[Date Prev][Date Next][Thread Prev][Thread Next][Date Index][Thread Index]

Re: Compatibility requirements



At 21:54 00/01/23 +0100, Harald Tveit Alvestrand wrote:
> At 11:02 23.01.00 -0800, Paul Hoffman / IMC wrote:
> >At 02:31 PM 1/23/00 +0800, James Seng wrote:
> >>Canonicalization algo is an ongoing process.
> >
> >Not for all character sets. It is fixed and done for Unicode, for example. 
> >See Unicode Technical Report 15.
> 
> UTR 15 has a depressing number of references to the Unicode data files.

You need some data to do the work. And the data is available in these
files.

> And 
> a depressingly low number of promises not to change those in incompatible ways.

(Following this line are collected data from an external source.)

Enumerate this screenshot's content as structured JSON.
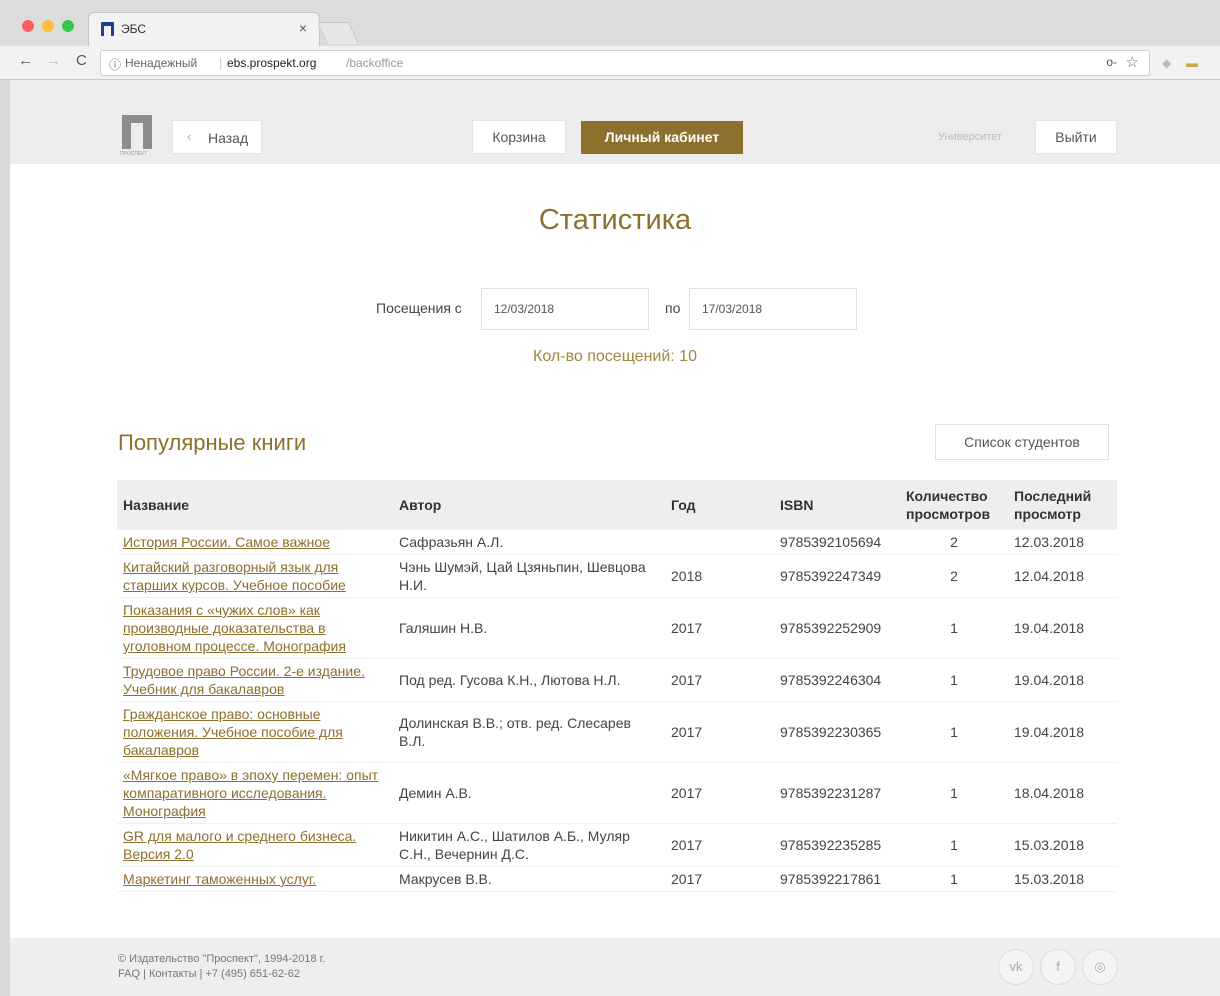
{
  "browser": {
    "tab_title": "ЭБС",
    "tab_close": "×",
    "nav": {
      "back": "←",
      "forward": "→",
      "reload": "C"
    },
    "address": {
      "info_icon": "ⓘ",
      "insecure": "Ненадежный",
      "separator": "|",
      "host": "ebs.prospekt.org",
      "path": "/backoffice"
    },
    "icons": {
      "key": "o-",
      "star": "☆"
    },
    "colors": {
      "close": "#fc605c",
      "minimize": "#fdbc40",
      "maximize": "#34c84a"
    }
  },
  "header": {
    "logo_caption": "ПРОСПЕКТ",
    "back_chevron": "‹",
    "back_label": "Назад",
    "cart_label": "Корзина",
    "cabinet_label": "Личный кабинет",
    "university": "Университет",
    "exit_label": "Выйти"
  },
  "stats": {
    "title": "Статистика",
    "visits_from_label": "Посещения с",
    "date_from": "12/03/2018",
    "to_label": "по",
    "date_to": "17/03/2018",
    "count_text": "Кол-во посещений: 10"
  },
  "popular": {
    "title": "Популярные книги",
    "students_button": "Список студентов",
    "columns": [
      "Название",
      "Автор",
      "Год",
      "ISBN",
      "Количество просмотров",
      "Последний просмотр"
    ],
    "rows": [
      {
        "title": "История России. Самое важное",
        "author": "Сафразьян А.Л.",
        "year": "",
        "isbn": "9785392105694",
        "views": "2",
        "last": "12.03.2018"
      },
      {
        "title": "Китайский разговорный язык для старших курсов. Учебное пособие",
        "author": "Чэнь Шумэй, Цай Цзяньпин, Шевцова Н.И.",
        "year": "2018",
        "isbn": "9785392247349",
        "views": "2",
        "last": "12.04.2018"
      },
      {
        "title": "Показания с «чужих слов» как производные доказательства в уголовном процессе. Монография",
        "author": "Галяшин Н.В.",
        "year": "2017",
        "isbn": "9785392252909",
        "views": "1",
        "last": "19.04.2018"
      },
      {
        "title": "Трудовое право России. 2-е издание. Учебник для бакалавров",
        "author": "Под ред. Гусова К.Н., Лютова Н.Л.",
        "year": "2017",
        "isbn": "9785392246304",
        "views": "1",
        "last": "19.04.2018"
      },
      {
        "title": "Гражданское право: основные положения. Учебное пособие для бакалавров",
        "author": "Долинская В.В.; отв. ред. Слесарев В.Л.",
        "year": "2017",
        "isbn": "9785392230365",
        "views": "1",
        "last": "19.04.2018"
      },
      {
        "title": "«Мягкое право» в эпоху перемен: опыт компаративного исследования. Монография",
        "author": "Демин А.В.",
        "year": "2017",
        "isbn": "9785392231287",
        "views": "1",
        "last": "18.04.2018"
      },
      {
        "title": "GR для малого и среднего бизнеса. Версия 2.0",
        "author": "Никитин А.С., Шатилов А.Б., Муляр С.Н., Вечернин Д.С.",
        "year": "2017",
        "isbn": "9785392235285",
        "views": "1",
        "last": "15.03.2018"
      },
      {
        "title": "Маркетинг таможенных услуг.",
        "author": "Макрусев В.В.",
        "year": "2017",
        "isbn": "9785392217861",
        "views": "1",
        "last": "15.03.2018"
      }
    ]
  },
  "footer": {
    "copyright": "© Издательство \"Проспект\", 1994-2018 г.",
    "links": "FAQ | Контакты | +7 (495) 651-62-62",
    "social": [
      "vk",
      "f",
      "◎"
    ]
  },
  "accent_color": "#8d6f2e"
}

The major problems of compatibility with future Unicode versions have been
discussed in the report (namely how to handle the addition of new precomposed
characters). For other cases, very rare to appear in practice, I agree
that there could be some more discussion. I'm currently writing an I-D
that describes Normalization form C, and have already included
quite some discussion there. Also, I can assure you that the relevant
authorities at the UTC are very, very aware of the fact that they
shouldn't change  the tables.

> One reason why UTR 15 hasn't met with universal acclaim from ISO, I think.

No, I don't think that's the issue. The reasons as I see it are:
- ISO always only standardised codepoints.
- Some people in the ISO WG have difficulties with defining
  canonical equivalences as such.
- Some people in the ISO WG had difficulties with making the
  decomposed form the normal form (UTR #15 goes a long way to
  address this)
- Some people in the ISO WG want to uphold the level distinctions
  in ISO 10646 (Level 1 doesn't allow decomposition). With more
  and more implementations going beyond Level 1, this may change.


> Still, much more work has been done on canonicalization of Unicode than any 
> other reasonably large set I know of.

Yes indeed.



Regards,   Martin.


#-#-#  Martin J. Du"rst, World Wide Web Consortium
#-#-#  mailto:duerst@w3.org   http://www.w3.org